The Court of Barcelona considers that the investigation into the external expenses of the process must be judged together with the case on the preparations for the referendum. This is stated in a car to which La Vanguardia has had access. With this decision, after two years, one of the last stumbling blocks that paralyzed the progress of the 1-O cause, in which there are forty former high-ranking government officials charged, is unraveled. This investigation that is being followed in court 13 of Barcelona is the origin of the case that ended up condemning the pro-independence leaders and that directed, for example, the entry and search of the Ministry of Economy on September 20, 2017, which unleashed a protest of thousands of people.

In parallel, there was another investigation that was opened after a report from the Court of Accounts in court 18 that reviewed the expenses destined for the foreign promotion of the process and Diplocat (The Council of Public Diplomacy of Catalonia). Some of the defendants were the same in both courts. Albert Royo and Aleix Villatoro, former officials of the Ministry of Foreign Affairs, argued that they could not be tried twice for the same facts or for related facts and now the Court has agreed with them, considering that there is a “connection” between the two cases. . Therefore, all the defendants in court 18 are now being investigated by court 13 in the cause of the preparations for the referendum.

It so happens that the ex-minister Raül Romeva, who was charged in the Diplocat case, will be investigated again in the referendum case for which he was already sentenced by the Supreme Court. However, the facts now attributed to him are different. Romeva is charged with the crimes of embezzlement, prevarication and document falsification for having awarded a grant of 40,000 euros to an association to help the international projection of Catalonia. The Prosecutor’s Office considers that it was granted arbitrarily. In addition to Romeva, the former Secretary of the Government Víctor Cullel, the former Secretary of Foreign Affairs, Roger Albinyana, among others, were being investigated in the case.

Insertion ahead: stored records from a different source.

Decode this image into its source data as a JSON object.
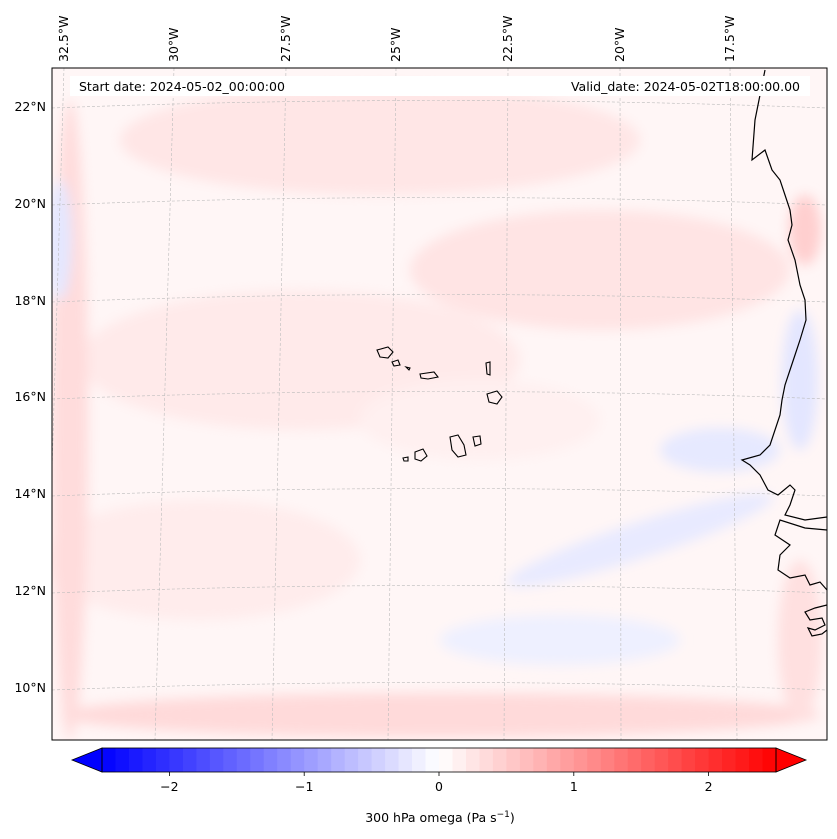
{
  "header": {
    "start_date": "Start date: 2024-05-02_00:00:00",
    "valid_date": "Valid_date: 2024-05-02T18:00:00.00"
  },
  "lon_labels": [
    "32.5°W",
    "30°W",
    "27.5°W",
    "25°W",
    "22.5°W",
    "20°W",
    "17.5°W"
  ],
  "lat_labels": [
    "22°N",
    "20°N",
    "18°N",
    "16°N",
    "14°N",
    "12°N",
    "10°N"
  ],
  "colorbar": {
    "tick_labels": [
      "−2",
      "−1",
      "0",
      "1",
      "2"
    ],
    "tick_values": [
      -2,
      -1,
      0,
      1,
      2
    ],
    "range": [
      -2.5,
      2.5
    ],
    "label_main": "300 hPa omega (Pa s",
    "label_exp": "−1",
    "label_close": ")",
    "colors": {
      "low": "#0000ff",
      "mid": "#ffffff",
      "high": "#ff0000"
    }
  },
  "colors": {
    "coastline": "#000000",
    "gridline": "#bbbbbb",
    "field_positive": "#ffe2e2",
    "field_negative": "#e6e8ff"
  }
}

In the order, the judges maintain that all the facts “are related to a greater or lesser extent with the separatist process carried out from 2011 to 2017 in Catalonia” and the connection between both procedures is “evidence”. The court points out that both processes implied the contracting and commitment of expenses beyond the competences derived from Spanish law, whose ultimate purpose was to sustain the sovereignist process and achieve independence with public goods (…), evading the system’s controls on said money”.